Uma dúvida frequente é: o síndico é responsável por crianças no condomínio?
A resposta, do ponto de vista jurídico, é clara. A responsabilidade principal pela guarda, vigilância e proteção de crianças é dos pais ou responsáveis legais. Esse dever é previsto na legislação brasileira e não pode ser transferido ao condomínio ou ao síndico.
Situações como crianças desacompanhadas em elevadores, garagens, escadas ou próximas a portões automáticos representam riscos previsíveis. Nesses casos, permitir a circulação sem supervisão pode expor o menor a perigo evitável.

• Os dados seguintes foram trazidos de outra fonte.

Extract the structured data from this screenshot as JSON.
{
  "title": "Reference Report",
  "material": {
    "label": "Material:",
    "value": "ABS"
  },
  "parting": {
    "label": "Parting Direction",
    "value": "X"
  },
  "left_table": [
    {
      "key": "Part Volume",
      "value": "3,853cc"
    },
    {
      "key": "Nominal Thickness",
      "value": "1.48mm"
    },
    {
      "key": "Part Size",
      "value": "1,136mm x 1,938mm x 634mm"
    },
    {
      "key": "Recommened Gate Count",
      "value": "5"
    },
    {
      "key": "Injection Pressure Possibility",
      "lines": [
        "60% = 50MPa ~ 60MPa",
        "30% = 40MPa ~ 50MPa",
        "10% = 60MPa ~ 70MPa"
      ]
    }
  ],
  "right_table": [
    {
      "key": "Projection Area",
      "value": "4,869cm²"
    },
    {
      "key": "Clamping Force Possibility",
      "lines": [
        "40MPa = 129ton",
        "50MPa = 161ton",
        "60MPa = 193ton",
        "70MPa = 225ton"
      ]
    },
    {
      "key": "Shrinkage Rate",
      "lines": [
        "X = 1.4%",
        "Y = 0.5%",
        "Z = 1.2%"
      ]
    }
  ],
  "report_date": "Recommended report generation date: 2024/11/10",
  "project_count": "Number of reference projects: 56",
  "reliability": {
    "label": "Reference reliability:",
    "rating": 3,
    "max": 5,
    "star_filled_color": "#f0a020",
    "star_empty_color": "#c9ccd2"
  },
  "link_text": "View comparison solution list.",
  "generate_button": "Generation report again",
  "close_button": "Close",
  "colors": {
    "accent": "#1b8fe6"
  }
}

Isso não significa, porém, que o síndico pode se omitir. Cabe a ele atuar como gestor da segurança coletiva, garantindo que as áreas comuns estejam adequadas, que existam regras claras no regimento interno e que medidas preventivas sejam adotadas.
A boa gestão condominial passa pela prevenção. É importante que o condomínio tenha normas definidas sobre o uso das áreas comuns, especialmente em locais que oferecem risco, além de orientações claras aos moradores. A comunicação também tem papel fundamental. Avisos, sinalizações e registros de ocorrências ajudam a reduzir conflitos e demonstram que a administração está agindo com responsabilidade.
Em casos de descumprimento das regras, podem ser aplicadas medidas como advertências e multas, sempre respeitando o que está previsto na convenção do condomínio e garantindo uma atuação proporcional.
Em resumo, o síndico não substitui os pais, mas também não pode ignorar situações de risco. O equilíbrio entre responsabilidade familiar e gestão preventiva é essencial para garantir a segurança de todos no condomínio.